Eugène Fasquelle (p. 56-59).



Après la lecture, sœur Marie-Aimée faisait chanter Colette, l’infirme.

Elle chantait toujours les mêmes chansons, mais sa voix était si belle qu’on ne se lassait pas de l’entendre. Elle chantait simplement, sans quitter son ouvrage, en balançant seulement un peu la tête.

Bonne Justine, qui savait l’histoire de chacune, racontait que Colette avait été apportée avec les deux jambes broyées, quand elle était encore toute petite.

Maintenant, elle avait vingt ans : elle marchait péniblement avec deux cannes, et ne voulait pas se servir de béquilles, de peur d’avoir l’air d’une vieille.

Pendant les récréations, je la voyais toujours seule sur un banc.

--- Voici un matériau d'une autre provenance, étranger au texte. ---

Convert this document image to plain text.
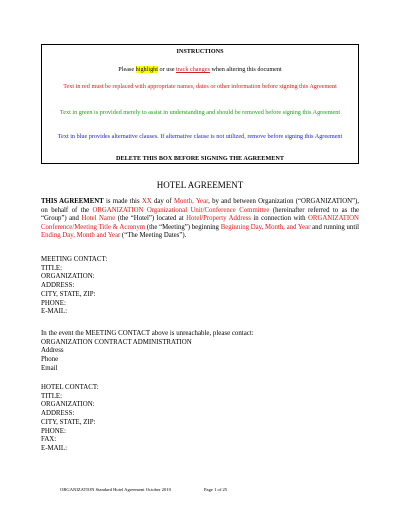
INSTRUCTIONS
Please highlight or use track changes when altering this document
Text in red must be replaced with appropriate names, dates or other information before signing this Agreement
Text in green is provided merely to assist in understanding and should be removed before signing this Agreement
Text in blue provides alternative clauses. If alternative clause is not utilized, remove before signing this Agreement
DELETE THIS BOX BEFORE SIGNING THE AGREEMENT
HOTEL AGREEMENT
THIS AGREEMENT is made this XX day of Month, Year, by and between Organization (“ORGANIZATION”), on behalf of the ORGANIZATION Organizational Unit/Conference Committee (hereinafter referred to as the “Group”) and Hotel Name (the “Hotel”) located at Hotel/Property Address in connection with ORGANIZATION Conference/Meeting Title & Acronym (the “Meeting”) beginning Beginning Day, Month, and Year and running until Ending Day, Month and Year (“The Meeting Dates”).
MEETING CONTACT:
TITLE:
ORGANIZATION:
ADDRESS:
CITY, STATE, ZIP:
PHONE:
E-MAIL:
In the event the MEETING CONTACT above is unreachable, please contact:
ORGANIZATION CONTRACT ADMINISTRATION
Address
Phone
Email
HOTEL CONTACT:
TITLE:
ORGANIZATION:
ADDRESS:
CITY, STATE, ZIP:
PHONE:
FAX:
E-MAIL:
ORGANIZATION Standard Hotel Agreement October 2010	Page 1 of 25
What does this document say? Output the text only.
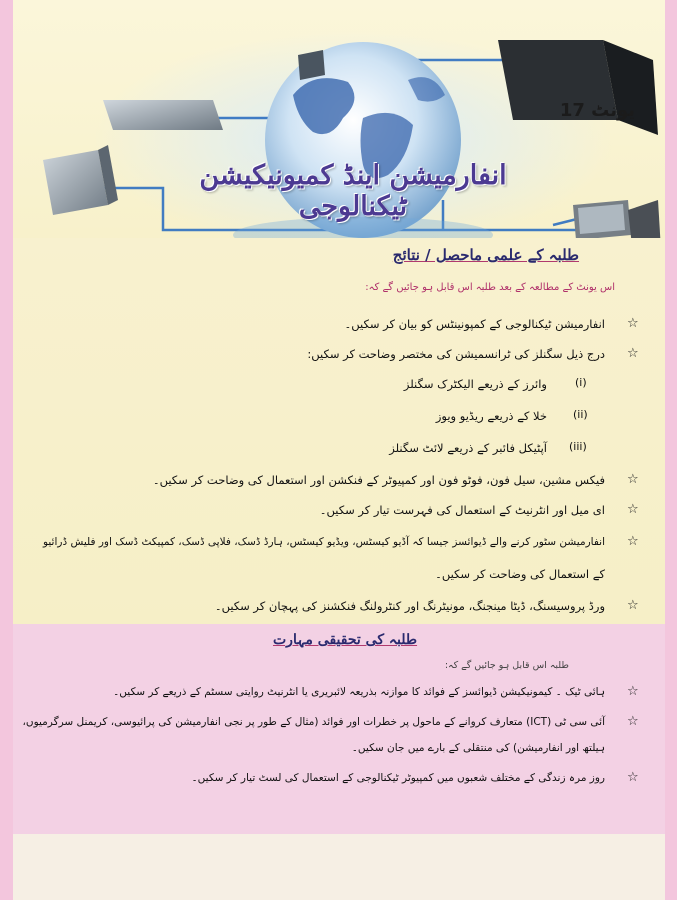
یونٹ 17
انفارمیشن اینڈ کمیونیکیشن ٹیکنالوجی
طلبہ کے علمی ماحصل / نتائج
اس یونٹ کے مطالعہ کے بعد طلبہ اس قابل ہو جائیں گے کہ:
☆
انفارمیشن ٹیکنالوجی کے کمپونینٹس کو بیان کر سکیں۔
☆
درج ذیل سگنلز کی ٹرانسمیشن کی مختصر وضاحت کر سکیں:
(i)
وائرز کے ذریعے الیکٹرک سگنلز
(ii)
خلا کے ذریعے ریڈیو ویوز
(iii)
آپٹیکل فائبر کے ذریعے لائٹ سگنلز
☆
فیکس مشین، سیل فون، فوٹو فون اور کمپیوٹر کے فنکشن اور استعمال کی وضاحت کر سکیں۔
☆
ای میل اور انٹرنیٹ کے استعمال کی فہرست تیار کر سکیں۔
☆
انفارمیشن سٹور کرنے والے ڈیوائسز جیسا کہ آڈیو کیسٹس، ویڈیو کیسٹس، ہارڈ ڈسک، فلاپی ڈسک، کمپیکٹ ڈسک اور فلیش ڈرائیو
کے استعمال کی وضاحت کر سکیں۔
☆
ورڈ پروسیسنگ، ڈیٹا مینجنگ، مونیٹرنگ اور کنٹرولنگ فنکشنز کی پہچان کر سکیں۔
طلبہ کی تحقیقی مہارت
طلبہ اس قابل ہو جائیں گے کہ:
☆
ہائی ٹیک ۔ کیمونیکیشن ڈیوائسز کے فوائد کا موازنہ بذریعہ لائبریری یا انٹرنیٹ روایتی سسٹم کے ذریعے کر سکیں۔
☆
آئی سی ٹی (ICT) متعارف کروانے کے ماحول پر خطرات اور فوائد (مثال کے طور پر نجی انفارمیشن کی پرائیوسی، کریمنل سرگرمیوں،
ہیلتھ اور انفارمیشن) کی منتقلی کے بارے میں جان سکیں۔
☆
روز مرہ زندگی کے مختلف شعبوں میں کمپیوٹر ٹیکنالوجی کے استعمال کی لسٹ تیار کر سکیں۔
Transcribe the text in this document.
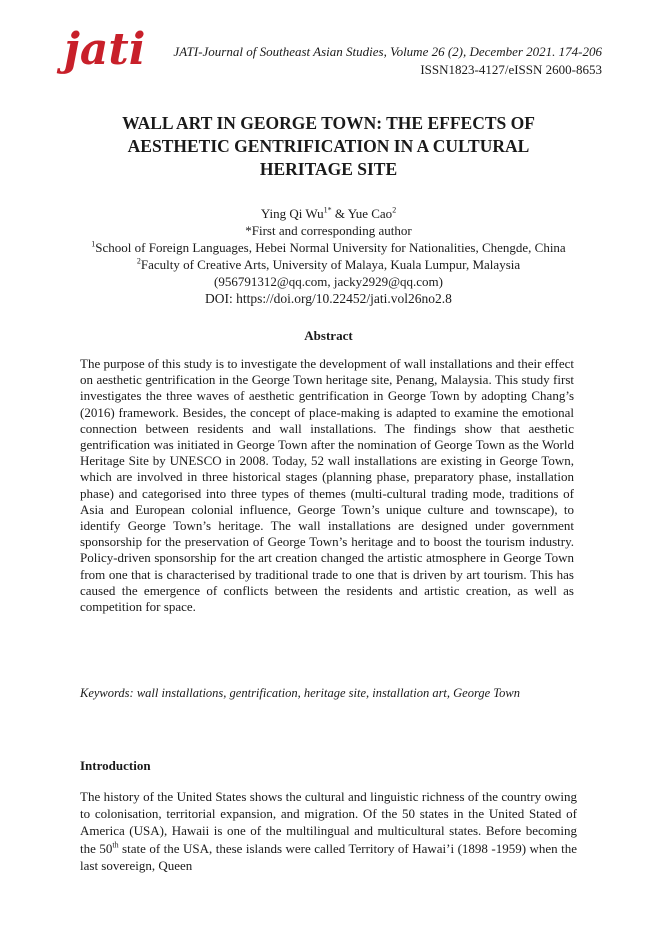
jati	JATI-Journal of Southeast Asian Studies, Volume 26 (2), December 2021. 174-206
ISSN1823-4127/eISSN 2600-8653
WALL ART IN GEORGE TOWN: THE EFFECTS OF
AESTHETIC GENTRIFICATION IN A CULTURAL
HERITAGE SITE
Ying Qi $Wu^{1*}$ & Yue Cao$^2$
*First and corresponding author
$^1$School of Foreign Languages, Hebei Normal University for Nationalities, Chengde, China
$^2$Faculty of Creative Arts, University of Malaya, Kuala Lumpur, Malaysia
(956791312@qq.com, jacky2929@qq.com)
DOI: https://doi.org/10.22452/jati.vol26no2.8
Abstract

The purpose of this study is to investigate the development of wall installations and their effect on aesthetic gentrification in the George Town heritage site, Penang, Malaysia. This study first investigates the three waves of aesthetic gentrification in George Town by adopting Chang’s (2016) framework. Besides, the concept of place-making is adapted to examine the emotional connection between residents and wall installations. The findings show that aesthetic gentrification was initiated in George Town after the nomination of George Town as the World Heritage Site by UNESCO in 2008. Today, 52 wall installations are existing in George Town, which are involved in three historical stages (planning phase, preparatory phase, installation phase) and categorised into three types of themes (multi-cultural trading mode, traditions of Asia and European colonial influence, George Town’s unique culture and townscape), to identify George Town’s heritage. The wall installations are designed under government sponsorship for the preservation of George Town’s heritage and to boost the tourism industry. Policy-driven sponsorship for the art creation changed the artistic atmosphere in George Town from one that is characterised by traditional trade to one that is driven by art tourism. This has caused the emergence of conflicts between the residents and artistic creation, as well as competition for space.

Keywords: wall installations, gentrification, heritage site, installation art, George Town

Introduction

The history of the United States shows the cultural and linguistic richness of the country owing to colonisation, territorial expansion, and migration. Of the 50 states in the United Stated of America (USA), Hawaii is one of the multilingual and multicultural states. Before becoming the 50th state of the USA, these islands were called Territory of Hawai’i (1898 -1959) when the last sovereign, Queen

Elle s’étirait sans cesse en se renversant en arrière. Ses yeux noirs avaient la prunelle si large, qu’on ne voyait presque pas le blanc.

Je me sentais attirée vers elle ; j’aurais voulu être son amie. Elle paraissait très fière, et quand je lui rendais un petit service, elle avait une façon de me dire : « Merci, petite », qui me renvoyait tout de suite à mes douze ans.

Madeleine prit un air mystérieux pour me dire qu’il était bien défendu de parler seule avec Colette ; et quand je voulus savoir pourquoi, elle s’embrouilla dans une histoire longue et compliquée qui ne m’apprit rien du tout.

Je m’adressai à Bonne Justine, qui fit les mêmes simagrées pour me dire qu’on disait beaucoup de mal de Colette, et qu’une petite fille comme moi ne devait pas s’approcher d’elle.

Je ne pus jamais parvenir à comprendre pourquoi. À force de la regarder, je m’aperçus que chaque fois qu’une grande lui donnait le bras pour la promener un peu, il en venait tout de suite trois ou quatre qui causaient et riaient avec elle.

Je pensai qu’elle n’avait pas d’amie. Une grande pitié s’ajouta au sentiment qui m’attirait vers elle, et un jour que les grandes la délaissaient, je lui offris mon bras pour faire le tour de la pelouse.

J’étais debout, devant elle, un peu intimidée. Je sentais qu’elle ne refuserait pas.

Elle me fixa, puis elle dit :

— Tu sais que c’est défendu ?

Je fis signe que oui.

Elle eut un mouvement de la tête pour me fixer davantage.

— Et tu n’as pas peur d’être punie ?

Je fis signe que non.

J’avais une grande envie de pleurer qui me serrait la gorge. Je l’aidai à se lever. Elle s’appuyait d’une main sur une canne, et malgré cela, elle pesait sur moi de tout son poids.

Je compris combien la marche lui était pénible ; elle ne me dit pas un mot pendant la promenade, et, quand je l’eus ramenée à son banc, elle dit en me regardant :

— Merci, Marie-Claire.

En me voyant avec Colette, Bonne Justine avait levé les bras au ciel, et fait le signe de la croix.

À l’autre bout de la pelouse, Madeleine braillait en me montrant le poing.